The Court of Appeal’s Decision
The crux of the defendants’ appeal was that the first instance court’s judgment failed to take into account a number of contemporaneous documents which were prima facie potentially inconsistent with the judge’s conclusion that the traders had been dishonest. While the judge had been taken to these documents in the course of submissions, they were not referred to in his judgment.
The Court of Appeal began by pointing out that, in a normal case (and especially in a complex case where the judge was having to evaluate multiple, contradictory sources of evidence), a judge is not required to address every single point put to him, and the mere fact that a judgment omits to mention a particular matter pointing the other way from a judge’s overall conclusion is insufficient grounds for allowing an appeal. This is because, when given in a timely fashion, a judgment “can be assumed to have been prepared with a full recollection of the relevant evidence”.
However, the Court of Appeal went on to say that where there had been a considerable delay in issuing the judgment, the latter assumption could no longer hold. Specifically, where a delayed judgment failed to expressly refer to certain factors, it could not simply be assumed that the trial judge had nonetheless had regard to those matters in reaching his decision. The relevant test in such circumstances was not whether the judge’s findings were plainly wrong, but whether the Court of Appeal could be satisfied that the original finding was correct. This would in turn warrant much closer scrutiny of the trial judge’s reasoning than would typically be appropriate in an ordinary appeal.

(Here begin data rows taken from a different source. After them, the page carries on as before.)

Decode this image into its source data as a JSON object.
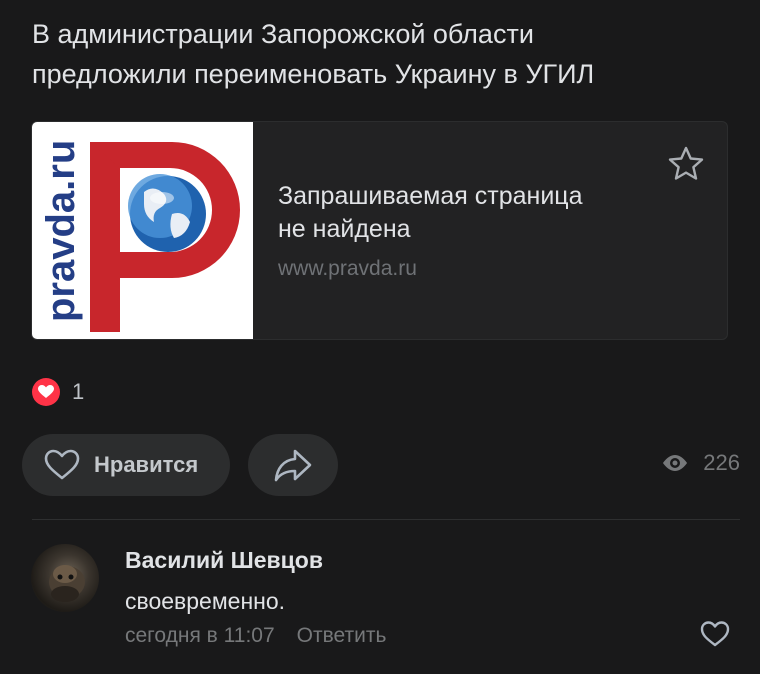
{
  "post": {
    "text": "В администрации Запорожской области\nпредложили переименовать Украину в УГИЛ"
  },
  "snippet": {
    "logo_text": "pravda.ru",
    "title": "Запрашиваемая страница\nне найдена",
    "domain": "www.pravda.ru",
    "fave_icon": "star-icon"
  },
  "reactions": {
    "count": "1",
    "color": "#ff3347"
  },
  "actions": {
    "like_label": "Нравится",
    "share_icon": "share-arrow-icon",
    "views": "226"
  },
  "comment": {
    "author": "Василий Шевцов",
    "text": "своевременно.",
    "time": "сегодня в 11:07",
    "reply_label": "Ответить"
  }
}
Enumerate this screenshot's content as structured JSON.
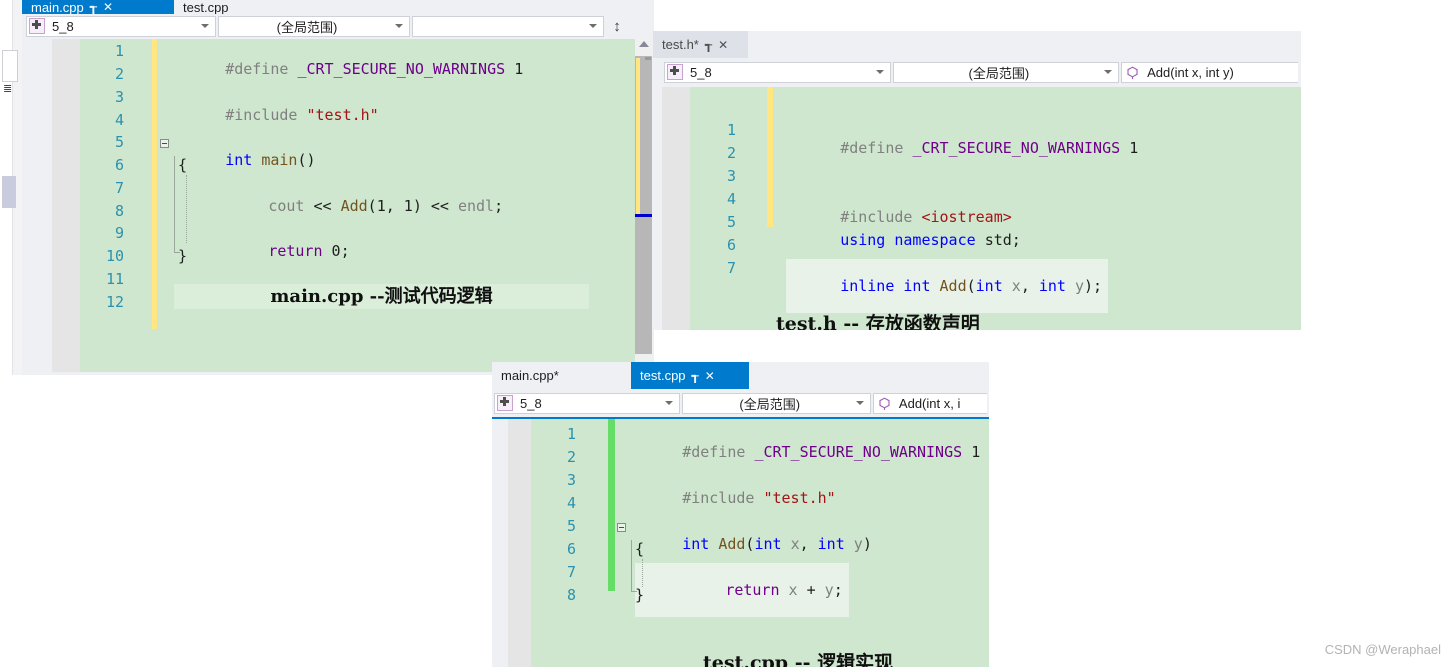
{
  "watermark": "CSDN @Weraphael",
  "windows": [
    {
      "id": "main-cpp-window",
      "tabs": [
        {
          "label": "main.cpp",
          "state": "active",
          "pin": "┱",
          "close": "✕"
        },
        {
          "label": "test.cpp",
          "state": "inactive",
          "pin": "",
          "close": ""
        }
      ],
      "navbar": {
        "project": "5_8",
        "scope": "(全局范围)",
        "member": "",
        "split_icon": "split-window-icon"
      },
      "lines": [
        {
          "n": "1",
          "text": "#define _CRT_SECURE_NO_WARNINGS 1"
        },
        {
          "n": "2",
          "text": ""
        },
        {
          "n": "3",
          "text": "#include \"test.h\""
        },
        {
          "n": "4",
          "text": ""
        },
        {
          "n": "5",
          "text": "int main()"
        },
        {
          "n": "6",
          "text": "{"
        },
        {
          "n": "7",
          "text": "    cout << Add(1, 1) << endl;"
        },
        {
          "n": "8",
          "text": ""
        },
        {
          "n": "9",
          "text": "    return 0;"
        },
        {
          "n": "10",
          "text": "}"
        },
        {
          "n": "11",
          "text": ""
        },
        {
          "n": "12",
          "text": ""
        }
      ],
      "annotation": "main.cpp --测试代码逻辑"
    },
    {
      "id": "test-h-window",
      "tabs": [
        {
          "label": "test.h*",
          "state": "inactive2",
          "pin": "┱",
          "close": "✕"
        }
      ],
      "navbar": {
        "project": "5_8",
        "scope": "(全局范围)",
        "member": "Add(int x, int y)",
        "member_icon": "method-icon"
      },
      "lines": [
        {
          "n": "1",
          "text": "#define _CRT_SECURE_NO_WARNINGS 1"
        },
        {
          "n": "2",
          "text": ""
        },
        {
          "n": "3",
          "text": ""
        },
        {
          "n": "4",
          "text": "#include <iostream>"
        },
        {
          "n": "5",
          "text": "using namespace std;"
        },
        {
          "n": "6",
          "text": ""
        },
        {
          "n": "7",
          "text": "inline int Add(int x, int y);"
        }
      ],
      "annotation": "test.h -- 存放函数声明"
    },
    {
      "id": "test-cpp-window",
      "tabs": [
        {
          "label": "main.cpp*",
          "state": "inactive",
          "pin": "",
          "close": ""
        },
        {
          "label": "test.cpp",
          "state": "active",
          "pin": "┱",
          "close": "✕"
        }
      ],
      "navbar": {
        "project": "5_8",
        "scope": "(全局范围)",
        "member": "Add(int x, i",
        "member_icon": "method-icon"
      },
      "lines": [
        {
          "n": "1",
          "text": "#define _CRT_SECURE_NO_WARNINGS 1"
        },
        {
          "n": "2",
          "text": ""
        },
        {
          "n": "3",
          "text": "#include \"test.h\""
        },
        {
          "n": "4",
          "text": ""
        },
        {
          "n": "5",
          "text": "int Add(int x, int y)"
        },
        {
          "n": "6",
          "text": "{"
        },
        {
          "n": "7",
          "text": "    return x + y;"
        },
        {
          "n": "8",
          "text": "}"
        }
      ],
      "annotation": "test.cpp -- 逻辑实现"
    }
  ],
  "colors": {
    "editor_bg": "#cfe7cf",
    "gutter_bg": "#e5e5e5",
    "active_tab": "#007acc",
    "change_bar_unsaved": "#ffe680",
    "change_bar_saved": "#66dd66",
    "line_number": "#2b91af",
    "keyword": "#0000ff",
    "macro": "#6f008a",
    "string": "#a31515",
    "preprocessor": "#808080"
  }
}
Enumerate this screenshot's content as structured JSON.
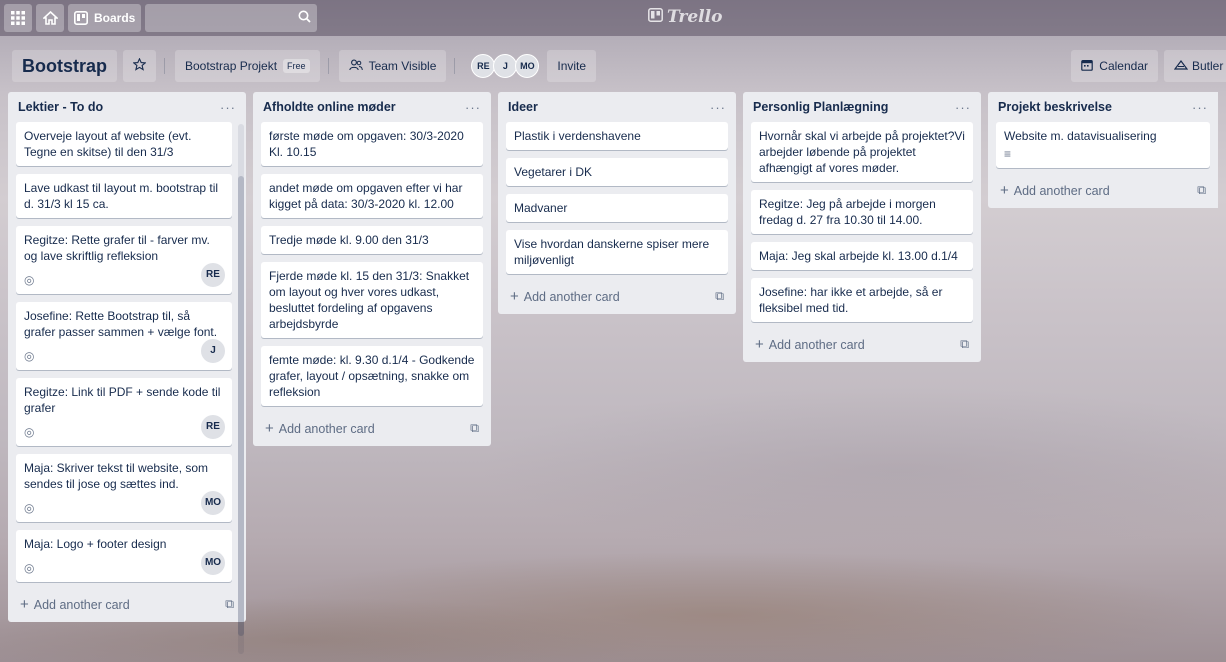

In Natwest itself, the Court of Appeal found that the documents which the judge had omitted from his overt analysis were, at least on their face, potentially inconsistent with the trial judge’s findings that the traders had been actively dishonest. It therefore could not be satisfied that the judge’s conclusions were necessarily correct, and therefore allowed the appeal and ordered that a new trial should take place with a different judge.
It is noteworthy that the Court of Appeal reached this conclusion notwithstanding that it also found: (i) there was no basis to doubt the judge’s conclusion as to the overall credibility of the defendants’ witnesses, (ii) that the judgment had been prepared with “considerable care and attention to detail”, (iii) that the judge clearly had a basis in the evidence for drawing the conclusions that he did, and (iv) that the additional documents may ultimately make no difference to the conclusions another trial judge may reach. Any of these factors, even in isolation, may well have been fatal to an ordinary appeal. The Court of Appeal provided no guidance as to the length of delay which would typically warrant the application of this less stringent test. However, it noted that the general expectation is that judgments will be issued within 3 months of the conclusion of the trial, and it may therefore be that any material delay beyond this will potentially engage this lower standard.